Improving the Quality of Randomness in Objective-C

I have a different solution. One that will satisfy everyone, I should hope. Every time you want to generate a new die roll, do it this way:

Present a progress bar, and prompt the user to shake the device.

  • While waiting, filter the acceleration data suitably (some low pass IIR should do nicely) and look for spikes with a certain given magnitude. Count level changes using hysteresis. Show a progress bar that shows the amount of shaking.
  • At the same time, feed the raw acceleration data to a suitable cryptographic hash function, say, SHA-2.

When the progress bar gets all the way to the right, play the sound of dice rolling and use the output of the hash function (256 bits) to generate the die values. This will not work for more than 59d20. You can also save the hash function state as input to the next die roll.
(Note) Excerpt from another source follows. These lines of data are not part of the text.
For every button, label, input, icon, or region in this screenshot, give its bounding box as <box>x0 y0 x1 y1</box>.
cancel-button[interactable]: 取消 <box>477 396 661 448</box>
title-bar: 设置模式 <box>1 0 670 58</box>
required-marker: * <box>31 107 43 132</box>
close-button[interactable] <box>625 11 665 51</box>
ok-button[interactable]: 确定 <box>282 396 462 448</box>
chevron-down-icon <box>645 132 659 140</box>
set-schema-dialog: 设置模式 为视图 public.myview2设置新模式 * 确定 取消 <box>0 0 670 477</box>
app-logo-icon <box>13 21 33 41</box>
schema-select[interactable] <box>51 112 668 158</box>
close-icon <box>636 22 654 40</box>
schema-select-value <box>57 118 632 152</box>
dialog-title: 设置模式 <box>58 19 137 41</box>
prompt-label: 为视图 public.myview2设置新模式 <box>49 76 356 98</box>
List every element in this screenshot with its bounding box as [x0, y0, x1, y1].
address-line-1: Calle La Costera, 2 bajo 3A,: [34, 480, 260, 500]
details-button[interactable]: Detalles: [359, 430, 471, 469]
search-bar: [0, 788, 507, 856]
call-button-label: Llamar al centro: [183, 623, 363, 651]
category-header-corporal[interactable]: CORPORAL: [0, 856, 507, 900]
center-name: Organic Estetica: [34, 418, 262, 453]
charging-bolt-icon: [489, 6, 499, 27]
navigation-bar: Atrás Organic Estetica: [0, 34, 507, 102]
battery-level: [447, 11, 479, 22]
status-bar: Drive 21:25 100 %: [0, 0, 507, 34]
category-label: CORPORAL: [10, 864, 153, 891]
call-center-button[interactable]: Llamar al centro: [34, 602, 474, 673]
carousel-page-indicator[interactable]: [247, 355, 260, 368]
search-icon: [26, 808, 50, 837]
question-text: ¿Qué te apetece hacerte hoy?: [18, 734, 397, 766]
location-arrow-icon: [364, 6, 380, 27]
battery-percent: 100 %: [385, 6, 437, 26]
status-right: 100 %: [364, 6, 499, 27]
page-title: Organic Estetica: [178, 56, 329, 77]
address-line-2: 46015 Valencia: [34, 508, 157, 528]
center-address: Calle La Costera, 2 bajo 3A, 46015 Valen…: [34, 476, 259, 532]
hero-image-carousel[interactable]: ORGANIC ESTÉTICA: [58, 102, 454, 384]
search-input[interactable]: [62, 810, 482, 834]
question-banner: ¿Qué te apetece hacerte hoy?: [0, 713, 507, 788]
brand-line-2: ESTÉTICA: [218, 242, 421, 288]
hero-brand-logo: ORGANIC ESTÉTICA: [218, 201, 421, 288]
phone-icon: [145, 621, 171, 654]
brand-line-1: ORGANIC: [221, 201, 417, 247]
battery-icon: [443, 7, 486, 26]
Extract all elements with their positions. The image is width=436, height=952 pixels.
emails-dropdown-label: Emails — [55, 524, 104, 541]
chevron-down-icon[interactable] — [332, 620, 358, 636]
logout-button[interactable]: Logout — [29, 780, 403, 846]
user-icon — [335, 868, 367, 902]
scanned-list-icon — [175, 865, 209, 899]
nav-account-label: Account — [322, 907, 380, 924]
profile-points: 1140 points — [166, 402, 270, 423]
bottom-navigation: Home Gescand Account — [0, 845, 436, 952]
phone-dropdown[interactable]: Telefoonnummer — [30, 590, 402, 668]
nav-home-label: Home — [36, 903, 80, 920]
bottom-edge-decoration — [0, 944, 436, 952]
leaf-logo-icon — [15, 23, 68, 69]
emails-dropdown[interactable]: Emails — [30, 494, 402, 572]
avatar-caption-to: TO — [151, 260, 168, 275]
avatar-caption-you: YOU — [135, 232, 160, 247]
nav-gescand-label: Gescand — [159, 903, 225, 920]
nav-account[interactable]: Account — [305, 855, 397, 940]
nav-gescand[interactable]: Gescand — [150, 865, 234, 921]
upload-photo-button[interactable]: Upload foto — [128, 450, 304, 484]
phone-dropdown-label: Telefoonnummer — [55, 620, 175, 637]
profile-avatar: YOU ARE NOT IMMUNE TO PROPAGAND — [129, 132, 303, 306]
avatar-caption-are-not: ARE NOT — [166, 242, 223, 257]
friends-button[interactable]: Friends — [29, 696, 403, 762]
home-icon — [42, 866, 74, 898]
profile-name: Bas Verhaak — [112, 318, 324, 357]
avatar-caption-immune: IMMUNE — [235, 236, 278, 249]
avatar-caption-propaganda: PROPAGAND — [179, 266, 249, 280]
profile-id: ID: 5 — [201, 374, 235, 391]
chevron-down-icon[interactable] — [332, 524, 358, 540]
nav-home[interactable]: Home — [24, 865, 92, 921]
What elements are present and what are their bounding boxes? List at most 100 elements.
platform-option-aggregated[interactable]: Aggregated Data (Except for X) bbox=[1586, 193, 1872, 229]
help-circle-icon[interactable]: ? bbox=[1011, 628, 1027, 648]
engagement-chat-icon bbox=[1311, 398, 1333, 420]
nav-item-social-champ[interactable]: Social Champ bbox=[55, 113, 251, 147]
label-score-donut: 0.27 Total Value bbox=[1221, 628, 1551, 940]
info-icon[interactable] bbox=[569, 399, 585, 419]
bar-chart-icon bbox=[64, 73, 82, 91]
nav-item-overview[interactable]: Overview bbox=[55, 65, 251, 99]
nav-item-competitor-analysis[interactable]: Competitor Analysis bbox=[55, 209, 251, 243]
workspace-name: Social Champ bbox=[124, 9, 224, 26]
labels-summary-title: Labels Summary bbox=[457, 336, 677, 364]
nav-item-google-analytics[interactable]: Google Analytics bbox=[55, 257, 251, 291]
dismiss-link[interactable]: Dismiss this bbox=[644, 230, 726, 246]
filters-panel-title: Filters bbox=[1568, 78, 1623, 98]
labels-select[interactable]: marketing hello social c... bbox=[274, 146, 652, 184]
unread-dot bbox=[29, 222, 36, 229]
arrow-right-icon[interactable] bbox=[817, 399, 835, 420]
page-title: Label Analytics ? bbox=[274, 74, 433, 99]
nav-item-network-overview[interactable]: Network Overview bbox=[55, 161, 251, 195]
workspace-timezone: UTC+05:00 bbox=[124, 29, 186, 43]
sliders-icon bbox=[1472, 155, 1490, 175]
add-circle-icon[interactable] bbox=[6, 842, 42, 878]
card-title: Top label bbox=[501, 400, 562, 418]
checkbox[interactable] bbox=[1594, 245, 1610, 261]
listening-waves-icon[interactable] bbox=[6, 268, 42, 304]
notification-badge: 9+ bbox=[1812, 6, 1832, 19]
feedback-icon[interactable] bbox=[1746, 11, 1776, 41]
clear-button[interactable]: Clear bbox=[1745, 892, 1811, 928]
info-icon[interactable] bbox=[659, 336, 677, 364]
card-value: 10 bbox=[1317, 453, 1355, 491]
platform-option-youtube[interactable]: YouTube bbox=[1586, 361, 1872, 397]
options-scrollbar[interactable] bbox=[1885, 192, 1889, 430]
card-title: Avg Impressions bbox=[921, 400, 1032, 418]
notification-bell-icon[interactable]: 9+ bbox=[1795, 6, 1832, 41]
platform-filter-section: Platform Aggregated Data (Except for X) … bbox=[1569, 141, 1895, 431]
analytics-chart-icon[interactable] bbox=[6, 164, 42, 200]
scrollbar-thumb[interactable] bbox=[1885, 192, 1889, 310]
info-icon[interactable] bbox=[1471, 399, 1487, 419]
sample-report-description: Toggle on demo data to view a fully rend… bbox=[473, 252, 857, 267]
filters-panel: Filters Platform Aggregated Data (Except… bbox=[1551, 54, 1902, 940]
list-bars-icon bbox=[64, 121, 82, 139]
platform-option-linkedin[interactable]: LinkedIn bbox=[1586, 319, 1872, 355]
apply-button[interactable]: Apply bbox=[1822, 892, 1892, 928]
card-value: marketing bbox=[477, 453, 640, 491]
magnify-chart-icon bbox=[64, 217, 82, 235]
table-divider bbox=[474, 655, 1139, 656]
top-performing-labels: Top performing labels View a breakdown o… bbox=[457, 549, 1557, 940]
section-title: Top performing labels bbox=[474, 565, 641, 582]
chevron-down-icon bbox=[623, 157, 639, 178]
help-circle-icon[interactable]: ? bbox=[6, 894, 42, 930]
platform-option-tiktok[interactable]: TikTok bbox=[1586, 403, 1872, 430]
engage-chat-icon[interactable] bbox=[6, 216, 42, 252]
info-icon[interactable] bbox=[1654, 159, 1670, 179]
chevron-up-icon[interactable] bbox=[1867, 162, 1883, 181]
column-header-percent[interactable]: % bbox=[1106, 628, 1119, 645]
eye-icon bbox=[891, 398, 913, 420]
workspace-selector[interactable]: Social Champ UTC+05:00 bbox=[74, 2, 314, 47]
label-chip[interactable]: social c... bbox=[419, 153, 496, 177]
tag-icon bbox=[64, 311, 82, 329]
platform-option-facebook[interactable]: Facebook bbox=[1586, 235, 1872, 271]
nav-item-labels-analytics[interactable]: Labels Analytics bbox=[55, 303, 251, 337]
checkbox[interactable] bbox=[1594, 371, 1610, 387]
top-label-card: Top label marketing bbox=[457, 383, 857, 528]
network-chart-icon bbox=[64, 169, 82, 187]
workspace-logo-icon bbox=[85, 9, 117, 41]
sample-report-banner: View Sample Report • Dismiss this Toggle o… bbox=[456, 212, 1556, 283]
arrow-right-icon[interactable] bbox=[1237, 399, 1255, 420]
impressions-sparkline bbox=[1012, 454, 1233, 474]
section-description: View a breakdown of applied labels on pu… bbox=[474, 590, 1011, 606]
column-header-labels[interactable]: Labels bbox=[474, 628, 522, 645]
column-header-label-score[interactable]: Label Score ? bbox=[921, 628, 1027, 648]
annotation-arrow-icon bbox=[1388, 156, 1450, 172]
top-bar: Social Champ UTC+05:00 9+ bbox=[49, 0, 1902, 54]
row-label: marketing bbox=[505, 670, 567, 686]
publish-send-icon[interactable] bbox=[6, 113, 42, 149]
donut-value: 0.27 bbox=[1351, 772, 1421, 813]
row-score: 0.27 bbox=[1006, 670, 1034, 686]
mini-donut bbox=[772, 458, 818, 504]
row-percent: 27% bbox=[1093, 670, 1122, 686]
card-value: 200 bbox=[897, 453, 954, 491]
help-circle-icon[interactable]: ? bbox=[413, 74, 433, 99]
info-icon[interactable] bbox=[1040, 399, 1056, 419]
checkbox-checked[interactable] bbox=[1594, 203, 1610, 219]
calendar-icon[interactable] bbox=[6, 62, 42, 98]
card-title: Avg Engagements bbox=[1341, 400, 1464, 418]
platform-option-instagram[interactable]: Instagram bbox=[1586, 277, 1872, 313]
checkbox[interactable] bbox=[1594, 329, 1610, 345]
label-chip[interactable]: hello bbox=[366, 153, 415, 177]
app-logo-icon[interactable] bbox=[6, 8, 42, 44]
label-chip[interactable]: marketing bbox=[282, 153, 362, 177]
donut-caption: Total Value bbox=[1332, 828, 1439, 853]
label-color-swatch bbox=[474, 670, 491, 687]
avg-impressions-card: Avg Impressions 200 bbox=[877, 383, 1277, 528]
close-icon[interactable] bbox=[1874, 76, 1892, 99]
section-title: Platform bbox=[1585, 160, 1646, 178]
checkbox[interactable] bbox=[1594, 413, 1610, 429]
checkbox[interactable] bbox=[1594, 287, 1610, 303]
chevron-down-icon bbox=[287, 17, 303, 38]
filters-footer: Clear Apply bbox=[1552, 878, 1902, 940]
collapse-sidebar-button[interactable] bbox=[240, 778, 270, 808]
Here's what you tell those nerds: The die roll is in no way algorithmically predictable. The only information used in determining the value of the die roll is how you shake the device, which is true for real dice as well. In theory you could shake the device the same way twice, just as in theory a highly skilled gambler could roll real dice to make them come up the way he wants.

How to use the output: You have 256 bits of random data, and want to get die rolls.

struct bits {
    unsigned data[8];
    unsigned pos;
};

// Get next n bits, or -1 if out of entropy.
int get_bits(struct bits *b, int n);

// Roll an n-sided die, or -1 if out of entropy
int uniform(struct bits *b, int n)
{
    int nbits, x;
    for (nbits = 0; (1 << nbits) < n; ++nbits);
    do {
        x = get_bits(b, nbits);
        if (x < 0)
            return -1;
    } while (x >= n);
    return x + 1;
}

This function works by slicing off a few bits of entropy at a time for your die rolls. So for a d8, you slice of 3 bits and use the result. For a d20, you slice off 5 bits for a d32, and reroll if the result is greater than 20. If you happen to run out of entropy (unlikely, but possible) for a given die roll, then I suggest printing a "die jacked" message and asking the user to shake some more for the remaining dice.

Footnote: The probability that you'll run out of entropy is very low, unless you roll a large number of dice. 256 bits is plenty. It takes 24d20 before the chance of running out of entropy even gets to 1%.


It's not really an answer and is a commentary, but it became long and here it is.

I can envision one solution that would entail getting some (purportedly random) touchpad movements from the user,

Note that arc4random_stir() reads from /dev/urandom, see the man page. So it seeds itself with the "environment".

Or, buy a radioactive source and a Geiger-counter, connect it to the USB, and generate the random number based on the reading of the counter. Nuclear decay is quantum mechanically random.


Generates an array of cryptographically secure random bytes.

int SecRandomCopyBytes (
   SecRandomRef rnd,
   size_t count,
   uint8_t *bytes
);

Apple Randomization Services Reference Docs

Or just use arc4random(), it is as close to random as can be noticed, it is automatically seeded from /dev/urandom.